抱けないの? 俺の気持ちまで風が、さらっていきそうだ。


行きつけのスナックで何度か見かけた彼女は、いつもカシスオレンジのカクテルを頼むのだが、氷が溶けると、マスターに氷だけ追加を求める。
きっと、飲み終わる頃は、ほとんど水ではないかと思うほど、色さえ淡くなっている。
そんな彼女のことを マスターに尋ねたことがある。

「いつも此処に座る女(ひと)、一杯しか飲んでいかないようだね」
「ああ」
「マスターの知り合い? あれじゃあ、儲からないでしょ」
マスターは、口元を緩め、グラスのくもりを確かめながら磨いているだけだった。
「あれ? マスターの反応がないね。あ、おかわり」
マスターは、手元のグラスを置くと、俺のグラスにおかわりを作り始めた。
カウンターのコースターにグラスを静かに置くと、マスターと目が合った。
いや、もの言いたげに視線を合わせてきたのかもしれない。
「ろはさん、気になるの?」

何故かマスターは、俺のことを『ろはさん』と呼ぶ。

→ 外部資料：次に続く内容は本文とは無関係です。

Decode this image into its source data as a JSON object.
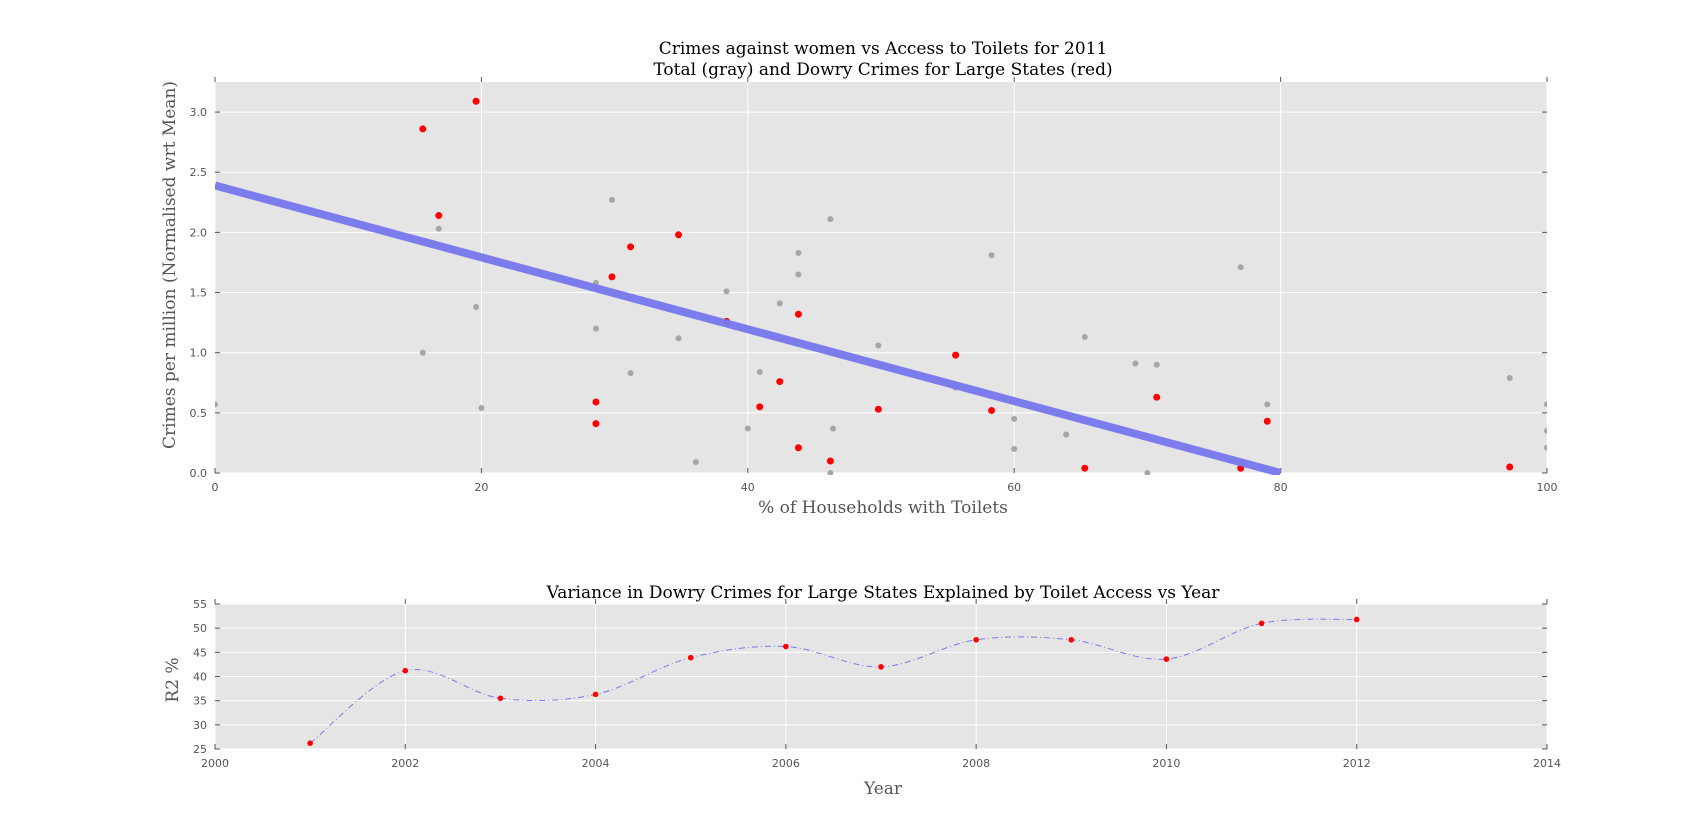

当時、ハワイからの帰り道に立ち寄ったこの店で、酔って調子づいて「アロハー」と連呼して迷惑をかけたことか、その時に着ていたド派手なアロハシャツの所為か。その後に常連客に聞いた話では、マスターのお気に入りの漫画に出てくる漫画家、露伴(ろはん)の気ままに自分を貫いている性格や、見た目のキャラが似ているとかで 何となくそう呼ぶようになったらしいとか、どうであれ、俺のことを気に入ってくれていることは、嬉しい。
俺も親しみを持って、飲ませてくれるこの店とマスターのおかげで、今じゃ 古い常連客の一人になってきている。此処での出会いで、二、三度恋もした。いやもっとだったかもしれない。気ままな独身男が、洒落た話術で口説き落とせば、どちらも悪い気はしないだろう。そんな身勝手な素行も、此処では咎める者がいないのもいい。